Condensed history of 1862 Small pox epedemic

Condensed history of 1862 Small pox epidemic:

 

Remember I am a forester not an archaeologist or anthropologists, but to me it was interesting and probably the reason there was no opposition to settlement on Lasqueti.

   

1862 Small pox epidemic:  In march of 1862, San Francisco unknowingly or knowingly exported small pox to Victoria. The government, the nine member House of Assembly in Victoria refused to finance First Nation inoculation against small pox; which was contrary to the wishes of Governor George Douglas. The 1859 census in Victoria, had the First Nation population at approximately the same total numbers as the white settlers. Victoria was still relying on First Nation population for a large part of its labour (this was in the middle of Fraser River gold rush). There were local natives and natives from the north in the camps around Victoria; looking for work and trading as at a rendezvous. Small pox soon raged through the native population. The local Songhee (First Nation) and Fraser river natives were inoculated in 1862, probably by missionaries.  Who were not inoculated were the majority of the northern First Nation populations staying around Victoria. After the disease had incubated (about 12 days) and started to kill the northern natives; the Victoria police commissioner forced the eviction the most disease ridden northern First Nation groups (April 28 into July) from around Victoria because of the number of deaths that had occurred. The politicians and police were worried about the disease spreading into Victoria.  This exodus by canoe to the north spread small pox up the Straits of Georgia and beyond (it quickly leaped beyond the inoculated tribes). It seems that small pox victims were left all along the way and one canoe was a total loss from a camp near Nanoose.

Captain Shaff also stated that the Indians sent away from Victoria were rapidly perishing. He observed how the Indians reacted to the eruption of the disease as they paddled their canoes north:

"So soon as [smallpox] pustules appear upon an occupant of one of the canoes, he is put ashore; a small piece of muslin, to serve as a tent, is raised over him, a small allowance of bread, fish and water doled out and he is left alone to die"(The Daily British Colonist, June 14, 1862, p. 3).

Captain Osgood verified these reports and stated:

"The sick and dead with their canoes, blankets, guns, &c, were left along the coast. In one encampment, about twelve miles above Nanaimo, Capt. Osgood counted twelve dead Indians — the bodies festering in the noonday sun" (The Daily British Colonist, June 21, 1862, p. 3).

The following are reports after the Police of Victoria forced eviction of already infected groups of the northern tribes that had been living outside Victoria; which started about April 28, 1862 and continued till at least the middle of June. There was an estimated >2200 northern natives and @ 2000 local natives providing a major work force for Victoria in 1861. Only the local Songhee and Fraser river natives were inoculated in 1862, while the white population of Victoria was estimated at 2500 – 5000 in 1862.

Small pox of 1862: from https://www.historylink.org/File/5171

During the first half of May 1862, Father Leon Fouquet, a Catholic Missionary, reportedly vaccinated 3,400 Indians along the lower Fraser River…

On the evening of June 12, 1862, the first word from the north reached Victoria of the devastation caused by the smallpox epidemic. Captain Shaff of the trading schooner Nonpareil, just returned, reported that Indians at Fort Simpson and Fort Rupert were "dying from the small pox like rotten sheep. Hundreds were swept away within a few days, and many bodies remain unburied" (The Daily British Colonist, June 13, 1862, p. 3)…

A week later Captain Osgood of the sloop Northern Light, who spent the first half of June in northern waters, returned to Victoria and confirmed Captain Shaff's reports. Captain Osgood stated that another northern tribe, the Bella-Bellas [Heiltsuk], were "dying off very fast" and that the "ravages of small pox at [Fort] Rupert had been frightful.
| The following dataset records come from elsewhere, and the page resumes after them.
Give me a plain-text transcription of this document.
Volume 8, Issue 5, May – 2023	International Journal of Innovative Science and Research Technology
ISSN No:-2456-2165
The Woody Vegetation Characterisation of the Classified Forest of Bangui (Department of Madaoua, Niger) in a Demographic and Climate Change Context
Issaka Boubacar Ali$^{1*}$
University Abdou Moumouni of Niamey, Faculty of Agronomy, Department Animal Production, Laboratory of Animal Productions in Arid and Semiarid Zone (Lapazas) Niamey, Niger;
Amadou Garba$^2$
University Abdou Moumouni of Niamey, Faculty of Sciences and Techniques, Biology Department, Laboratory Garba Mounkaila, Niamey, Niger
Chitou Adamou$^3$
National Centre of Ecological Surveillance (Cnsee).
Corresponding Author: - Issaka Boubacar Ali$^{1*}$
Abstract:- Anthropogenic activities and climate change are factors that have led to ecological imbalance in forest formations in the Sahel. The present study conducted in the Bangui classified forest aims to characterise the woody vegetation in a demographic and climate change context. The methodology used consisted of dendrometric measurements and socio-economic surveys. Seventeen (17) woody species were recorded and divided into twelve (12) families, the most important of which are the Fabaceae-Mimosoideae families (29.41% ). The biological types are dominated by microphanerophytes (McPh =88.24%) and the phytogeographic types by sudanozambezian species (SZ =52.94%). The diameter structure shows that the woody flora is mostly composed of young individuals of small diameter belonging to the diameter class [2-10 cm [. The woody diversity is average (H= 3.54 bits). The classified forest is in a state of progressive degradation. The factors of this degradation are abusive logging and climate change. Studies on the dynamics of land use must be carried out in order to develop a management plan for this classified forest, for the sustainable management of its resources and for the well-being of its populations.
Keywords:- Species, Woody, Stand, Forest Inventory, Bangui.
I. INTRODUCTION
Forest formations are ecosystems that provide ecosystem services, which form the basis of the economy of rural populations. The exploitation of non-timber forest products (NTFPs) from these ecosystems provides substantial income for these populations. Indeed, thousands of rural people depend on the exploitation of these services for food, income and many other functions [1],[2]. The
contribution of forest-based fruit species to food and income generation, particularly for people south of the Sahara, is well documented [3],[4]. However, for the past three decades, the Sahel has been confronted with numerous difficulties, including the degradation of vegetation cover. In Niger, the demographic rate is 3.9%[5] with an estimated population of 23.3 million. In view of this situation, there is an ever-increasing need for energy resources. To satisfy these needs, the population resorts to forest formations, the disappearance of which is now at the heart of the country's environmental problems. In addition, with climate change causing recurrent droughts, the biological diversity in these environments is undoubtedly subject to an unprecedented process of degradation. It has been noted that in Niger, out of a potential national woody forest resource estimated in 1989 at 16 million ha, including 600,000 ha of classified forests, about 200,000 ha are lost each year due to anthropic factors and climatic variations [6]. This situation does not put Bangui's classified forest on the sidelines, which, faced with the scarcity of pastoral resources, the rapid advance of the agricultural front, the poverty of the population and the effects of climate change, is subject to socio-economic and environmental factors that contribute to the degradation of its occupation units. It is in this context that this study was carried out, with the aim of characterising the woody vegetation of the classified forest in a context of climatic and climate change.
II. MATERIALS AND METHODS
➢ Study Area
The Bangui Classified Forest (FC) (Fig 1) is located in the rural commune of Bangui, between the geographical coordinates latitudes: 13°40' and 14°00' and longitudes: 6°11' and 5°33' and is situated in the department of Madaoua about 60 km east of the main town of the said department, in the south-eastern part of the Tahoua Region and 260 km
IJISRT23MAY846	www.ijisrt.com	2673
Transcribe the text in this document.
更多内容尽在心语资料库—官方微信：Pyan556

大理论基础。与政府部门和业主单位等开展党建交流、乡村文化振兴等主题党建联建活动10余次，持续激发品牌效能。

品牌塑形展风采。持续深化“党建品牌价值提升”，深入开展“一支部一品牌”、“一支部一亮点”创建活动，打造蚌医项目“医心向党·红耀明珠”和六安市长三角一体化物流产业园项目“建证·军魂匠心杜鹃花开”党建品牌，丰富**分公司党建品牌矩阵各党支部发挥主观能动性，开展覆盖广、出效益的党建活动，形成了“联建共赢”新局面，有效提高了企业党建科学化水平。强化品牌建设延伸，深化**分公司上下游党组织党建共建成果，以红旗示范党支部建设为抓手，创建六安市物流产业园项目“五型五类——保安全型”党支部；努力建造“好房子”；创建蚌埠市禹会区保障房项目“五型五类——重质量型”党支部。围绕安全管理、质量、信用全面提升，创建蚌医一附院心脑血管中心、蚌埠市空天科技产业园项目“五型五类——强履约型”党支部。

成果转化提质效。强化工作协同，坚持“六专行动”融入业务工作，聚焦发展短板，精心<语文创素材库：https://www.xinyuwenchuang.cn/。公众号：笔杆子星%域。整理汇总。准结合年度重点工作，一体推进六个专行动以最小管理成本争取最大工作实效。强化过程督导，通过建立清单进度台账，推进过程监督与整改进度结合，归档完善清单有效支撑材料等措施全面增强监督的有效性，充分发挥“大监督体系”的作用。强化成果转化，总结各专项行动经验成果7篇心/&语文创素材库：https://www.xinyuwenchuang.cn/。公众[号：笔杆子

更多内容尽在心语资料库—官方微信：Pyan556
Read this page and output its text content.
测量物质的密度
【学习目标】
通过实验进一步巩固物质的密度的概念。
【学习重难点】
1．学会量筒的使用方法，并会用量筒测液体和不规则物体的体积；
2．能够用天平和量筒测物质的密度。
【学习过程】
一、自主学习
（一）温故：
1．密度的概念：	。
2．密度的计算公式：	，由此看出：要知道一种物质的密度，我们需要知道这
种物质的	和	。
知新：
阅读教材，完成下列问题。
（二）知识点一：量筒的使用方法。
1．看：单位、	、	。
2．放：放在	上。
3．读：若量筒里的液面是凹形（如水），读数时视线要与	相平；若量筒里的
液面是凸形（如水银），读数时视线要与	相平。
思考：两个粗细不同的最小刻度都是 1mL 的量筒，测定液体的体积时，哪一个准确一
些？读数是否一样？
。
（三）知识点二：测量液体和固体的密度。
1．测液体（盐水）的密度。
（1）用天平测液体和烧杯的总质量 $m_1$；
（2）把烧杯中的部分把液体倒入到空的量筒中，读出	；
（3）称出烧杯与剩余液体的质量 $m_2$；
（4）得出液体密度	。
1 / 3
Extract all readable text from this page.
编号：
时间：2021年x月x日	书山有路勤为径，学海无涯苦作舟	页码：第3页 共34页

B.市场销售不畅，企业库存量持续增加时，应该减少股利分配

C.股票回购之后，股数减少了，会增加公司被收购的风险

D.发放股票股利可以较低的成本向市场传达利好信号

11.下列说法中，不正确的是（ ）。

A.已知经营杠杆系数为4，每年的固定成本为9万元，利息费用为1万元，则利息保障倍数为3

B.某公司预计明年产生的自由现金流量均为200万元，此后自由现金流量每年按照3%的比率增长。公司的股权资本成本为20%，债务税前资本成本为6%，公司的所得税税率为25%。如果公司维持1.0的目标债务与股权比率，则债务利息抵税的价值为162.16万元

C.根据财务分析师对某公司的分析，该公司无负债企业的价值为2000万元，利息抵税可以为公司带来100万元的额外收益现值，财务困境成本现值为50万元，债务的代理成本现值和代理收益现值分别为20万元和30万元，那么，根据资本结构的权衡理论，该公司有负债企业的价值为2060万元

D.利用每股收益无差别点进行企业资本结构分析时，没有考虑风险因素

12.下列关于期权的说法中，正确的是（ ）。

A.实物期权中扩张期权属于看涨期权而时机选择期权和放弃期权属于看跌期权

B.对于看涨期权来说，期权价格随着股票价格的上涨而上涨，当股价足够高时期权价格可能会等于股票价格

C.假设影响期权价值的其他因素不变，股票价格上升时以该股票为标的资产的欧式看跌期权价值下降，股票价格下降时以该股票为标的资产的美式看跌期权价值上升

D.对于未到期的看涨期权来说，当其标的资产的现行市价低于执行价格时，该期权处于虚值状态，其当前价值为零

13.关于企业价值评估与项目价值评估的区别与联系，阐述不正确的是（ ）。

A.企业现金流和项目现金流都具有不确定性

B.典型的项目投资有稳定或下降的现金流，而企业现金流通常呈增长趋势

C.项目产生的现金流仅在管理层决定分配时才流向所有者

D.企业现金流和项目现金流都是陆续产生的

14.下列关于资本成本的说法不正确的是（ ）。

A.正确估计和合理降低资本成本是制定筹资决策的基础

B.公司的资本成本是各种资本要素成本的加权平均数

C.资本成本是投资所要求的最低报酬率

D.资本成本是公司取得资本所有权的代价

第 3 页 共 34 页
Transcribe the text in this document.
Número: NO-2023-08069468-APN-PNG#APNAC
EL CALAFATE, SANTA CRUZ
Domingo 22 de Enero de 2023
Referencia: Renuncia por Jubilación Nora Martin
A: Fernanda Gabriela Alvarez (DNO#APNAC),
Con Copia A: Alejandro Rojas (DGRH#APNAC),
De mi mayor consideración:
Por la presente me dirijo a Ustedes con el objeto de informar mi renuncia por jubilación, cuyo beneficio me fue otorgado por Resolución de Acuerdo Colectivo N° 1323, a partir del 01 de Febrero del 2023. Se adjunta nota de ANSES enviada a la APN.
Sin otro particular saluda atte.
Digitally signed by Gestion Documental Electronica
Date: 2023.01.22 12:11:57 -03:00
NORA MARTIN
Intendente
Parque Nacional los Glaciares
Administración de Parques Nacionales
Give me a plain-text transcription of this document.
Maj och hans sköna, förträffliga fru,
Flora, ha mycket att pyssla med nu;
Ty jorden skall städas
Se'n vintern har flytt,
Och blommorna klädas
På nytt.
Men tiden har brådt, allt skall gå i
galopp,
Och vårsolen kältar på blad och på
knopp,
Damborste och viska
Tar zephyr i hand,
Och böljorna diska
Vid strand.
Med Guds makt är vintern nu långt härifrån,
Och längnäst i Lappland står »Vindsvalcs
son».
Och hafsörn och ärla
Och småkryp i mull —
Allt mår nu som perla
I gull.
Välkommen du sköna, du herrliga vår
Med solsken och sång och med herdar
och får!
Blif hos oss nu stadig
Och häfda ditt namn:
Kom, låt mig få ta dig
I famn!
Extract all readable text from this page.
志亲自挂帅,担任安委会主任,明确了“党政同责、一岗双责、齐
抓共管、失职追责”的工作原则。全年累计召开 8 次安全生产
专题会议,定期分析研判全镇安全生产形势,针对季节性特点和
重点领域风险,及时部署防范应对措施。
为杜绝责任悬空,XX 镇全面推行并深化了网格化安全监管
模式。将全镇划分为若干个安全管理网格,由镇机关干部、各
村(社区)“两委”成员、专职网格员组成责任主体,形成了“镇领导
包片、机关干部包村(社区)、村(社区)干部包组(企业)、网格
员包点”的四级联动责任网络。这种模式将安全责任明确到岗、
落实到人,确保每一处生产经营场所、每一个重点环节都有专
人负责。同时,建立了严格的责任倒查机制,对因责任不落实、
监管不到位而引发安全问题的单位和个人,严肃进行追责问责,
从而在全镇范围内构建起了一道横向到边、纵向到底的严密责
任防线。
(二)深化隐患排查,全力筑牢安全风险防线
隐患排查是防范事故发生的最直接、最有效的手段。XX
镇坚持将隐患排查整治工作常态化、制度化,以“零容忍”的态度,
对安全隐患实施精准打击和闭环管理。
The tribe native to that section was nearly exterminated" (The Daily British Colonist, June 21, 1862, p. 3).

He went on to say that of a group of 60 Hydahs [Haidas] sent from Victoria in mid-May, 40 had died. On July 11, 1862, the paper reported that Captain Whitford, who just returned from a voyage north, counted 100 bodies of Indians dispersed along the shores north of Nanaimo (The Daily British Colonist, June 21, 1862, July 11, 1862).

I believe Lasqueti was on the main canoe route north, through the shorter rapids to the north of Quadra Island. These First Nation’s people had been supplying a major labor pool for the city of Victoria, since 1850’s till 1862. Up until the gold rush, the native population around Victoria was usually over twice the settler population.